GOOD, BAD OR UGLY: 51 per cent of respondents said Canada has the best health care system in the world, and yet 37 per cent said they do not think Canadians are receiving quality health care services - and 55 per cent say our system needs either a complete rebuild or major repairs.

GENDER GAP: 61 per cent of men said Canadians get quality health care. Only 50 per cent of women agreed.

HURRY UP AND WAIT: 78 per cent of nurses think wait times for elective surgeries rose in the past two years.

DISTINCT SOCIETY: Quebecers were the least willing to cut back on air conditioning or turn down the heat - only 37 per cent would. With 62 per cent, Ontario led.

FLU SEASON: 41 per cent of Canadians said they had a flu shot in the last year.

THAT'S PRIVATE: 59 per cent said private insurance for health services already covered by medicare would improve services for everyone.
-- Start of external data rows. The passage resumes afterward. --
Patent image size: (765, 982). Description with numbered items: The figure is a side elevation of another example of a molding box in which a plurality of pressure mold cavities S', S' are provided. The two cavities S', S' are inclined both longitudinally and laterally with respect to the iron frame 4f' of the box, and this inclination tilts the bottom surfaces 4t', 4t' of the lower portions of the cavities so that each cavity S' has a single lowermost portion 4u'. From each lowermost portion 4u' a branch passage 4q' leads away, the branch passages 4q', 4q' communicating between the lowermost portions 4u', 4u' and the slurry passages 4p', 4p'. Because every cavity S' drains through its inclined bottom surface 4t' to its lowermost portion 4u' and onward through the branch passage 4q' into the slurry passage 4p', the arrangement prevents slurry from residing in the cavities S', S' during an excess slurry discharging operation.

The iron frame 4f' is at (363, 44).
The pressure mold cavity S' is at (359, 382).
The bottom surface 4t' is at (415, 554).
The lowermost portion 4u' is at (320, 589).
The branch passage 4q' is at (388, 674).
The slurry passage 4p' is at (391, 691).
Sixty-three per cent said private insurance would create a two-tier system where those who could afford to pay would get better treatment.

MONEY GAP: The more money people made, the more likely they were to think Canadians are getting good care: only 45 per cent of those who made less than $25,000 a year said people are getting quality care, while 66 per cent of those making more than $100,000 thought so.

GREEN DAYS: 10 per cent said the environment and pollution are the most important issues facing Canada, a figure on the rise, while 19 per cent said it was health care, a big drop from the 40-per-cent range two years ago. Large majorities expect the health impact of air pollution (72 per cent), greenhouse gases (65 per cent) and urban growth (63 per cent) to grow more severe.